Interview : Yiyun Li – The New York Times

Interview : Yiyun Li – The New York Times

Je n’ai pas de véritable table de nuit et je ne lis généralement pas avant de me coucher. Cependant, mon aventure métaphorique comprend « Moby-Dick », « Don Quichotte », trois des romans les moins connus de Virginia Woolf (« The Voyage Out », « Night and Day » et « The Years ») et l’œuvre complète de Beatrix. Potier. J’écoute le livre audio d’un de ces livres à l’heure du coucher. Comme je connais les textes, je n’ai jamais peur de rater quelque chose en m’endormant.

J’ai lu « A Change of Climate », d’Hilary Mantel, pour la première fois l’année dernière, et je l’ai immédiatement relu deux fois. Il s’agit d’un roman du début ou de la mi-carrière de Mantel, qui est, injustement et pourtant inévitablement, éclipsé par ses travaux ultérieurs. « A Change of Climate » fait partie d’une courte liste de romans que je garde ensemble comme relectures régulières, avec « Life & Times of Michael K » de JM Coetzee, « The Known World » d’Edward P. Jones, « Fools of Fortune » de William Trevor. » et « A Bend in the River » de VS Naipaul : des livres qui abordent de nombreuses nuances du mal et du bien, dont aucun ne s’intègre parfaitement dans une idéologie et qui remettent tous en question les récits tout faits. Ils ne sont ni réconfortants ni enchanteurs ; au contraire, écrits avec une clarté désastreuse, ce sont des romans qui ne laissent aucune place aux vœux pieux.

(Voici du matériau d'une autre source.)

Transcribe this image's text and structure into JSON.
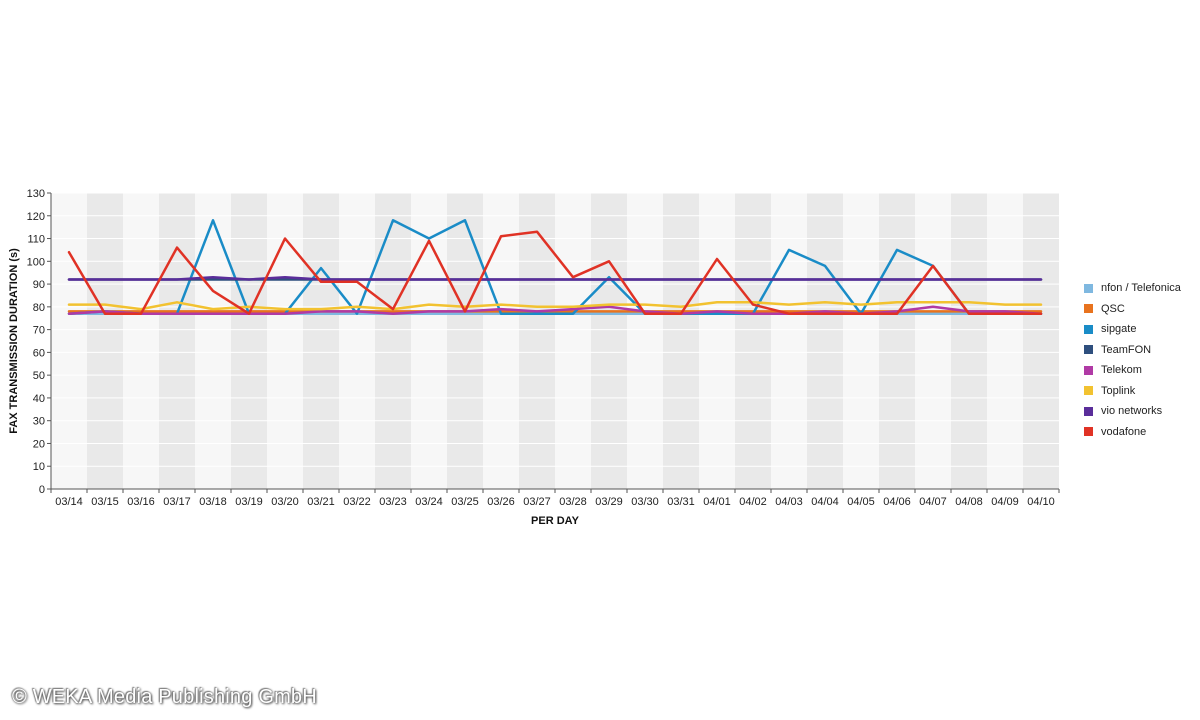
{
  "chart_data": {
    "type": "line",
    "xlabel": "PER DAY",
    "ylabel": "FAX TRANSMISSION DURATION (s)",
    "ylim": [
      0,
      130
    ],
    "yticks": [
      0,
      10,
      20,
      30,
      40,
      50,
      60,
      70,
      80,
      90,
      100,
      110,
      120,
      130
    ],
    "grid": "alternating vertical bands",
    "legend": "right",
    "categories": [
      "03/14",
      "03/15",
      "03/16",
      "03/17",
      "03/18",
      "03/19",
      "03/20",
      "03/21",
      "03/22",
      "03/23",
      "03/24",
      "03/25",
      "03/26",
      "03/27",
      "03/28",
      "03/29",
      "03/30",
      "03/31",
      "04/01",
      "04/02",
      "04/03",
      "04/04",
      "04/05",
      "04/06",
      "04/07",
      "04/08",
      "04/09",
      "04/10"
    ],
    "series": [
      {
        "name": "nfon / Telefonica",
        "color": "#7fb8e0",
        "values": [
          77,
          77,
          77,
          77,
          77,
          77,
          77,
          77,
          77,
          77,
          77,
          77,
          77,
          77,
          77,
          77,
          77,
          77,
          77,
          77,
          77,
          77,
          77,
          77,
          77,
          77,
          77,
          77
        ]
      },
      {
        "name": "QSC",
        "color": "#e8731e",
        "values": [
          78,
          78,
          78,
          78,
          78,
          78,
          78,
          78,
          78,
          78,
          78,
          78,
          78,
          78,
          78,
          78,
          78,
          78,
          78,
          78,
          78,
          78,
          78,
          78,
          78,
          78,
          78,
          78
        ]
      },
      {
        "name": "sipgate",
        "color": "#1a8cc7",
        "values": [
          77,
          78,
          77,
          77,
          118,
          77,
          77,
          97,
          77,
          118,
          110,
          118,
          77,
          77,
          77,
          93,
          77,
          77,
          77,
          77,
          105,
          98,
          77,
          105,
          98,
          77,
          77,
          77
        ]
      },
      {
        "name": "TeamFON",
        "color": "#2e4f7e",
        "values": [
          92,
          92,
          92,
          92,
          92,
          92,
          92,
          92,
          92,
          92,
          92,
          92,
          92,
          92,
          92,
          92,
          92,
          92,
          92,
          92,
          92,
          92,
          92,
          92,
          92,
          92,
          92,
          92
        ]
      },
      {
        "name": "Telekom",
        "color": "#b03aa5",
        "values": [
          77,
          78,
          77,
          77,
          77,
          77,
          77,
          78,
          78,
          77,
          78,
          78,
          79,
          78,
          79,
          80,
          78,
          77,
          78,
          77,
          77,
          78,
          77,
          78,
          80,
          78,
          78,
          77
        ]
      },
      {
        "name": "Toplink",
        "color": "#f2c230",
        "values": [
          81,
          81,
          79,
          82,
          79,
          80,
          79,
          79,
          80,
          79,
          81,
          80,
          81,
          80,
          80,
          81,
          81,
          80,
          82,
          82,
          81,
          82,
          81,
          82,
          82,
          82,
          81,
          81
        ]
      },
      {
        "name": "vio networks",
        "color": "#5a2d9a",
        "values": [
          92,
          92,
          92,
          92,
          93,
          92,
          93,
          92,
          92,
          92,
          92,
          92,
          92,
          92,
          92,
          92,
          92,
          92,
          92,
          92,
          92,
          92,
          92,
          92,
          92,
          92,
          92,
          92
        ]
      },
      {
        "name": "vodafone",
        "color": "#e03225",
        "values": [
          104,
          77,
          77,
          106,
          87,
          77,
          110,
          91,
          91,
          79,
          109,
          78,
          111,
          113,
          93,
          100,
          77,
          77,
          101,
          81,
          77,
          77,
          77,
          77,
          98,
          77,
          77,
          77
        ]
      }
    ]
  },
  "copyright": "© WEKA Media Publishing GmbH"
}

La première fois que j’ai rencontré Edmund White, en 2016, nous avons commencé à parler de « La Maison à Paris » d’Elizabeth Bowen, qui était important pour nous deux pour des raisons différentes. Il ne serait pas exagéré de dire que nous avons reconnu l’âme sœur dans à ce moment-là, et nous n’avons pas arrêté de parler depuis. Au début de la pandémie, Edmund et moi avons créé un club de lecture de deux personnes, et au cours des trois dernières années, nous avons lu une longue liste de livres Nous nous retrouvons tous les jours (presque tous les jours) sur Skype à 17 heures, lisant à tour de rôle à haute voix les passages que nous aimons, faisant toujours semblant d’être surpris si nous soulignons la même phrase.

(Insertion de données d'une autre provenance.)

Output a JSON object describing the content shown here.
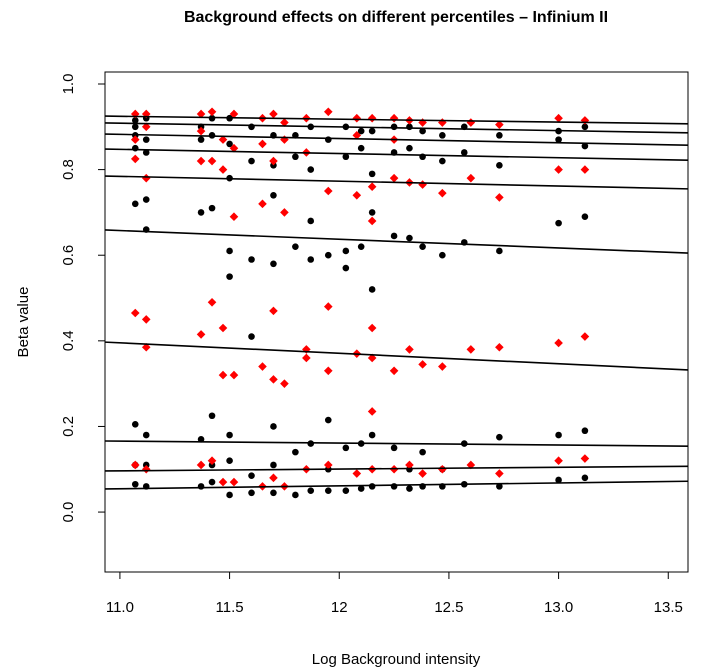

« Le ménage » de Marilynne Robinson. Un jour, j’ai demandé à certains élèves à quelle vitesse ils pouvaient lire, et l’une d’entre elles a répondu qu’elle pouvait parcourir 100 pages en une heure. J’ai donc décidé d’utiliser « Housekeeping » pour apprendre aux élèves à lire lentement. (Les livres écrits pour être consommés en une seule séance ou dans une journée ne m’intéressent pas.) Nous lisons un chapitre par semaine et les étudiants tiennent un journal de lecture détaillé. Ils ne lisent pas en parcourant le texte, en résumant l’essentiel d’un chapitre ou en faisant des déclarations concluantes et/ou portant un jugement. Au contraire, ils lisent mot par mot, phrase par phrase, et réfléchissent à un choix de mot inconnu, à un geste fugace, à l’ombre d’une image et à l’ondulation d’une phrase visible dans la phrase suivante. Le recueil de leurs réflexions, observations et questions est très touchant. C’est un témoignage de l’art de lire non seulement avec les cinq sens, mais aussi avec la mémoire et l’imagination. Et j’espère que c’est la chose la plus importante que je puisse enseigner à mes étudiants : pas seulement l’art de l’écriture, mais l’importance de prêter une attention particulière au monde dans un livre et au monde au-delà du livre.